O vereador Carlos Bolsonaro (Republicanos-RJ) está prestes a enfrentar um capítulo crucial em sua trajetória política, conforme anunciado pelo ex-presidente Jair Bolsonaro em entrevista à CNN Brasil. A revelação ocorre no contexto de uma operação da Polícia Federal (PF) que investiga alegados desvios na Agência Brasileira de Inteligência (Abin) durante a gestão de Jair Bolsonaro.

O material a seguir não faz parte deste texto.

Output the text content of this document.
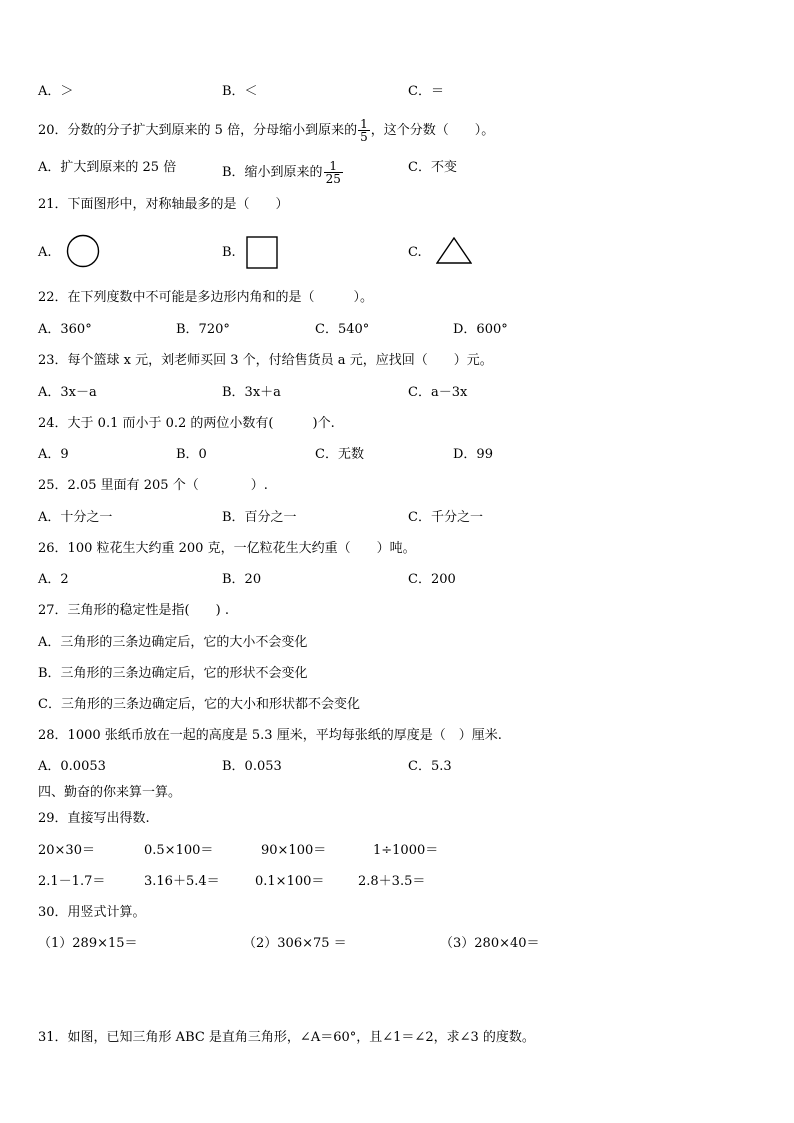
A．＞	B．＜	C．＝
20．分数的分子扩大到原来的 5 倍，分母缩小到原来的 $\frac{1}{5}$ ，这个分数（　　）。
A．扩大到原来的 25 倍	B．缩小到原来的 $\frac{1}{25}$	C．不变
21．下面图形中，对称轴最多的是（　　）
A.	B.	C.
22．在下列度数中不可能是多边形内角和的是（　　　）。
A．360°	B．720°	C．540°	D．600°
23．每个篮球 x 元，刘老师买回 3 个，付给售货员 a 元，应找回（　　）元。
A．3x－a	B．3x＋a	C．a－3x
24．大于 0.1 而小于 0.2 的两位小数有(　　　)个.
A．9	B．0	C．无数	D．99
25．2.05 里面有 205 个（　　　　）.
A．十分之一	B．百分之一	C．千分之一
26．100 粒花生大约重 200 克，一亿粒花生大约重（　　）吨。
A．2	B．20	C．200
27．三角形的稳定性是指(　　) .
A．三角形的三条边确定后，它的大小不会变化
B．三角形的三条边确定后，它的形状不会变化
C．三角形的三条边确定后，它的大小和形状都不会变化
28．1000 张纸币放在一起的高度是 5.3 厘米，平均每张纸的厚度是（　）厘米.
A．0.0053	B．0.053	C．5.3
四、勤奋的你来算一算。
29．直接写出得数.
20×30＝	0.5×100＝	90×100＝	1÷1000＝
2.1－1.7＝	3.16＋5.4＝	0.1×100＝	2.8＋3.5＝
30．用竖式计算。
（1）289×15＝	（2）306×75 ＝	（3）280×40＝
31．如图，已知三角形 ABC 是直角三角形，∠A＝60°，且∠1＝∠2，求∠3 的度数。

A ação, autorizada pelo ministro Alexandre de Moraes do Supremo Tribunal Federal (STF), resultou em mandados de busca e apreensão em diferentes locais, incluindo o gabinete de Carlos Bolsonaro na Câmara Municipal do Rio de Janeiro e a residência da família. Materiais como laptop, pendrive, cartões de memória e mídias foram apreendidos, intensificando a pressão sobre o filho do ex-presidente.

Além das investidas no Rio de Janeiro, a operação se estendeu a Brasília, Formosa (GO) e Salvador (BA). Destaque para a descoberta de um computador da Abin na Bahia, associado ao militar do Exército Giancarlos Gomes Rodrigues, anteriormente cedido à Agência sob a direção de Alexandre Ramagem.

O foco da investigação da PF é a denominada "Abin Paralela," uma trama que teria utilizado recursos da agência de inteligência para monitoramento ilegal de autoridades. Os métodos incluiriam a produção de informações para fins políticos e midiáticos, além de ganhos pessoais, evidenciando uma potencial interferência em investigações conduzidas pela PF.

Os crimes em questão, de acordo com a PF, englobam invasão de dispositivos informáticos, formação de organização criminosa e interceptação de comunicações sem devida autorização judicial. A ação atual é uma continuação das investigações iniciadas na Operação Última Milha, deflagrada recentemente, ampliando o espectro das irregularidades associadas à Abin.